Zudem sind Twitter, Amazon, Facebook, Google und Co. keine interessenfreien Vermittler von Informationen und Daten, sondern selbst Träger von Machtinteressen, die sie durch Abschaltungen, Sperrungen, Manipulationen jederzeit vertreten. Die Nachricht, daß sie mit den US-Geheimdiensten kooperieren, ist keine wirkliche Überraschung. Es liegt nahe, daß ihr Einsatz zur Überwachung und Bewußtseinssteuerung immer weiter perfektioniert wird. Ein Großteil der Macht, die die Presse abgeben mußte, ist in ihre Hände übergegangen.

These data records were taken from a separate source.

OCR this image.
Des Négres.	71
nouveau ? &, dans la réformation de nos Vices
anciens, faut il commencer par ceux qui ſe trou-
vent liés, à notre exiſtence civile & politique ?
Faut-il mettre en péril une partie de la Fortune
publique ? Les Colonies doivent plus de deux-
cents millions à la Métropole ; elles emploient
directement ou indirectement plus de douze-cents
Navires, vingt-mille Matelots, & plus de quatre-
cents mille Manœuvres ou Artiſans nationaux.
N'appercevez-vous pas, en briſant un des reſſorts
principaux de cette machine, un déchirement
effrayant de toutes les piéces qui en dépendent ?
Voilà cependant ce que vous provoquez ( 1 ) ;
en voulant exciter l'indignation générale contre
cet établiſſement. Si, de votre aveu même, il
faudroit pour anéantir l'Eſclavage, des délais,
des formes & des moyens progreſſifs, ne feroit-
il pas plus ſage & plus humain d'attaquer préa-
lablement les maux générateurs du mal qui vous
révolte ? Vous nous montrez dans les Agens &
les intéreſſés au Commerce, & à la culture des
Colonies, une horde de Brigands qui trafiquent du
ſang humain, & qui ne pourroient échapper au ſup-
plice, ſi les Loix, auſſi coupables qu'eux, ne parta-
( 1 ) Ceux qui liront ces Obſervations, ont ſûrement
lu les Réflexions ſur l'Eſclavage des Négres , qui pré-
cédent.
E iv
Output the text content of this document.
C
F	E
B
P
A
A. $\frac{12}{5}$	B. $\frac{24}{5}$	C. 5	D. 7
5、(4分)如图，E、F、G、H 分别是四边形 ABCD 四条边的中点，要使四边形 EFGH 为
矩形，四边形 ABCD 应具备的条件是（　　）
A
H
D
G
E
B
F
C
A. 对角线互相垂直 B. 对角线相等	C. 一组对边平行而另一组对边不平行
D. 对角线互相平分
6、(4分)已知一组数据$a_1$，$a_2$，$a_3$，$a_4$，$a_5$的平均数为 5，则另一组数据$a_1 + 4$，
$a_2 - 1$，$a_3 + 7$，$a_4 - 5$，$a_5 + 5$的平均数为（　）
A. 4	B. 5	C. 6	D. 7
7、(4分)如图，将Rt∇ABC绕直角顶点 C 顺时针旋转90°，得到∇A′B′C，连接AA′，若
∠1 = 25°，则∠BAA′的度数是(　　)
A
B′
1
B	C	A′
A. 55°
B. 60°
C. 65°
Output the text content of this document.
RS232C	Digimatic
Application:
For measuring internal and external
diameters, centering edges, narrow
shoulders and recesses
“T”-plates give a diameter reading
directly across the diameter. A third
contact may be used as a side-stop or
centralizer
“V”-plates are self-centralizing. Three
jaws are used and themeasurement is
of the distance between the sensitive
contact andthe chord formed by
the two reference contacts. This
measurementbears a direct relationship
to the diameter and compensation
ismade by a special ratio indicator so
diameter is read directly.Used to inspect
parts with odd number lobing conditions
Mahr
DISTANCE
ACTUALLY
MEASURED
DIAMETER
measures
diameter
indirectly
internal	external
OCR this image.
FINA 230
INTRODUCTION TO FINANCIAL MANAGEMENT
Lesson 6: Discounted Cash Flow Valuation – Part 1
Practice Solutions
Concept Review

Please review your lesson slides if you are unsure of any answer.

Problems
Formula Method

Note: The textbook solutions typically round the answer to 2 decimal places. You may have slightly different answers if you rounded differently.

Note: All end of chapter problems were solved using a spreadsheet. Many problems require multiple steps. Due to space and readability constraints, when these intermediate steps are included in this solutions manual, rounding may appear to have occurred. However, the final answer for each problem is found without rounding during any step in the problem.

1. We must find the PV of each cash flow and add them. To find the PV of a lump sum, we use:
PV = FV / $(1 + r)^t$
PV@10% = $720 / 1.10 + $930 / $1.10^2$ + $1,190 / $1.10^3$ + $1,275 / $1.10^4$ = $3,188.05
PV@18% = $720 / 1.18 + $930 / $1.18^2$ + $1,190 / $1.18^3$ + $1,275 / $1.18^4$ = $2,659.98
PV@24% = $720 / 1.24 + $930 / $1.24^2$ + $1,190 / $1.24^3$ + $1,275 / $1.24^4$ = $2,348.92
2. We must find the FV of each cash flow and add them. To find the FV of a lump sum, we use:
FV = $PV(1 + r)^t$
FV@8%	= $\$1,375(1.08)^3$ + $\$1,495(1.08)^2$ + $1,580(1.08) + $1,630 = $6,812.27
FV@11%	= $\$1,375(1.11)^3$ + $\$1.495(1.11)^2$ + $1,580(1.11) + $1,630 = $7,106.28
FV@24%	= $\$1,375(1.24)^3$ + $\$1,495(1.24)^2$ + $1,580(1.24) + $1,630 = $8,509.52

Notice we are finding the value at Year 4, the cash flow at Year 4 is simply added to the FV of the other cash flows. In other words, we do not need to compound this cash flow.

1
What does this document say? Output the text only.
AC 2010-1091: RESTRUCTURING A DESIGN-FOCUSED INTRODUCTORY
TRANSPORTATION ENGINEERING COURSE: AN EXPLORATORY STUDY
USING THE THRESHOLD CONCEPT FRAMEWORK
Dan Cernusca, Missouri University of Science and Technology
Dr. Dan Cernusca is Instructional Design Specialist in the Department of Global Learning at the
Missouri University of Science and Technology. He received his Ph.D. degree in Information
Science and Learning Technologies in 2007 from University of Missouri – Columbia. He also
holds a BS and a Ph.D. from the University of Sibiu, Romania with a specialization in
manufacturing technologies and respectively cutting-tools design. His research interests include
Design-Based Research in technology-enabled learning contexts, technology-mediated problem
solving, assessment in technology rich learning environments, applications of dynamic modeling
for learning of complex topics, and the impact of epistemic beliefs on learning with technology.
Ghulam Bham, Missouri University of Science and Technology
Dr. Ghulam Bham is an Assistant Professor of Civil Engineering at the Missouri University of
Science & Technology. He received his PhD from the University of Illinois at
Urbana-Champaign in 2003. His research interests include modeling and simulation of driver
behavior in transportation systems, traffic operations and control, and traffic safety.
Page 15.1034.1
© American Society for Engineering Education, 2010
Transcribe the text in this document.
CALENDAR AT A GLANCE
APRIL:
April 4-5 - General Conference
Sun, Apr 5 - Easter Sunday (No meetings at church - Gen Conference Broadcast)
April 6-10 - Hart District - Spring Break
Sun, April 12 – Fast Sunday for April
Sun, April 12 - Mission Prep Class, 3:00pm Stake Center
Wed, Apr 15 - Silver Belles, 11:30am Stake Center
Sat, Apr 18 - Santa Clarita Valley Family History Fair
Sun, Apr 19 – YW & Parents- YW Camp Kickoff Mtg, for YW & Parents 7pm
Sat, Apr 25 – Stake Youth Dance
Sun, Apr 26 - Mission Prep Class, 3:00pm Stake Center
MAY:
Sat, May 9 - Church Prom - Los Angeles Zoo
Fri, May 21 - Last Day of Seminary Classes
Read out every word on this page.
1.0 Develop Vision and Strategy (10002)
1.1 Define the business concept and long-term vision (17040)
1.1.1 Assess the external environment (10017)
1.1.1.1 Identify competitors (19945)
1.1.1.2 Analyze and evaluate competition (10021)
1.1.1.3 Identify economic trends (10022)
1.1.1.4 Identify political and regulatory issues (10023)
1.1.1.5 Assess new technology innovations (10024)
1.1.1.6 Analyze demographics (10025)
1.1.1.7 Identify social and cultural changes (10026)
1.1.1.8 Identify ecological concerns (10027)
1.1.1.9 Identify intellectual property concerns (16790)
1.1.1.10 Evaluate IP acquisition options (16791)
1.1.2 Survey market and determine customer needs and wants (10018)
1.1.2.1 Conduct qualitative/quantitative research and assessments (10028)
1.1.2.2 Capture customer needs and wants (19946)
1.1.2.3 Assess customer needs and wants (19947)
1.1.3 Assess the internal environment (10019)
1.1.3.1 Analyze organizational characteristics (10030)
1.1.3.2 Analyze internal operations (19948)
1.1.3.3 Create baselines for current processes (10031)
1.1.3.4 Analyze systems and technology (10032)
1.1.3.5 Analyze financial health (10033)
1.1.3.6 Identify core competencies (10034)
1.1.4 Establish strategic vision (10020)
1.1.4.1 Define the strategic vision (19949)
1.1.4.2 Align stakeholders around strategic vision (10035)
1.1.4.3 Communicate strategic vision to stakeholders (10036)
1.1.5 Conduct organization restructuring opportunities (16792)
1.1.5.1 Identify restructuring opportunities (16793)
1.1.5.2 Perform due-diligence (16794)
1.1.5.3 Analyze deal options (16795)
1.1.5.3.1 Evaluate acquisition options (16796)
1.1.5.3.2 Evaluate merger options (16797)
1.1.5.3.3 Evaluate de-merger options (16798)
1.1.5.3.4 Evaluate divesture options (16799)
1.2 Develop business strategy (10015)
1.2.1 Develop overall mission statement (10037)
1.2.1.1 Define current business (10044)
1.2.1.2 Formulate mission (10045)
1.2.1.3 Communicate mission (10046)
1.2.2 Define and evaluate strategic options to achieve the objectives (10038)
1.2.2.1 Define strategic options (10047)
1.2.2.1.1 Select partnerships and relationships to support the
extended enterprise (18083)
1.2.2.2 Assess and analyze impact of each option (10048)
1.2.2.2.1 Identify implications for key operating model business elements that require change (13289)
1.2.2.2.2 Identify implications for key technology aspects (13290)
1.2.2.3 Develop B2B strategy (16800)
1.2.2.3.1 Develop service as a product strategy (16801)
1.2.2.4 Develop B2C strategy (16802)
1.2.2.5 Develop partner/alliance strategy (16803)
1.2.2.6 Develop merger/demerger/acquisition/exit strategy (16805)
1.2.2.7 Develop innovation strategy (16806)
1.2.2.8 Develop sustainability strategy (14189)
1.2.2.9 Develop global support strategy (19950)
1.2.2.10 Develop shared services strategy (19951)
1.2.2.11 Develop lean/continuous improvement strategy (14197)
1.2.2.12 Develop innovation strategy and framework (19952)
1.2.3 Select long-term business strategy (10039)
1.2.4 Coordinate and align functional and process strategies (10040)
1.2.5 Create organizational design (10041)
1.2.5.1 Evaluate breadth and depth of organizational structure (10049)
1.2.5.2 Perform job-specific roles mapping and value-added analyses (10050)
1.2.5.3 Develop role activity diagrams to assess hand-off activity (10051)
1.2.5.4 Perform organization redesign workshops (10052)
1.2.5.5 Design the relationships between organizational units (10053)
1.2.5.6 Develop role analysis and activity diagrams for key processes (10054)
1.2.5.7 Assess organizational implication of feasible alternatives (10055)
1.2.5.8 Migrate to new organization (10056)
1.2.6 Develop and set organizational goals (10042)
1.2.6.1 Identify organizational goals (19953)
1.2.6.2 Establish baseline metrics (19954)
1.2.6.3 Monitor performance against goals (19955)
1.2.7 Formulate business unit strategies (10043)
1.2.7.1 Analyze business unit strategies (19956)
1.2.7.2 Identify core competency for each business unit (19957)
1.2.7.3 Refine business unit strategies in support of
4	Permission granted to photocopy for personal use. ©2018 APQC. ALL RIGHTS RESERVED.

Feudales Macht- und Selbstverständnis

Der australische Zukunftsforscher Ross Dawson hat die sukzessive Abschaffung der Zeitungen in den nächsten 25 Jahren prognostiziert. In den USA soll 2017 Schluß sein, in Deutschland 2030. Weil das Internet auf absehbare Zeit keinen vollwertigen Ersatz bietet, können die Verteidiger der gedruckten Medien vorbringen, daß der Strukturwandel der Öffentlichkeit zu keinem Strukturzerfall führen dürfe. Natürlich haben sie ihre Hintergedanken. Ein hoher ARD-Funktionär rechtfertigte die GEZ-Gebühren als „Demokratieabgabe“ und sprach ihnen damit die Funktion zu, die im Mittelalter der Kirchenzehnt innehatte. Nur ist die Demokratie weder ein Gott noch eine politische Realität. Hier drückt sich ein feudales Macht- und Selbstverständnis aus.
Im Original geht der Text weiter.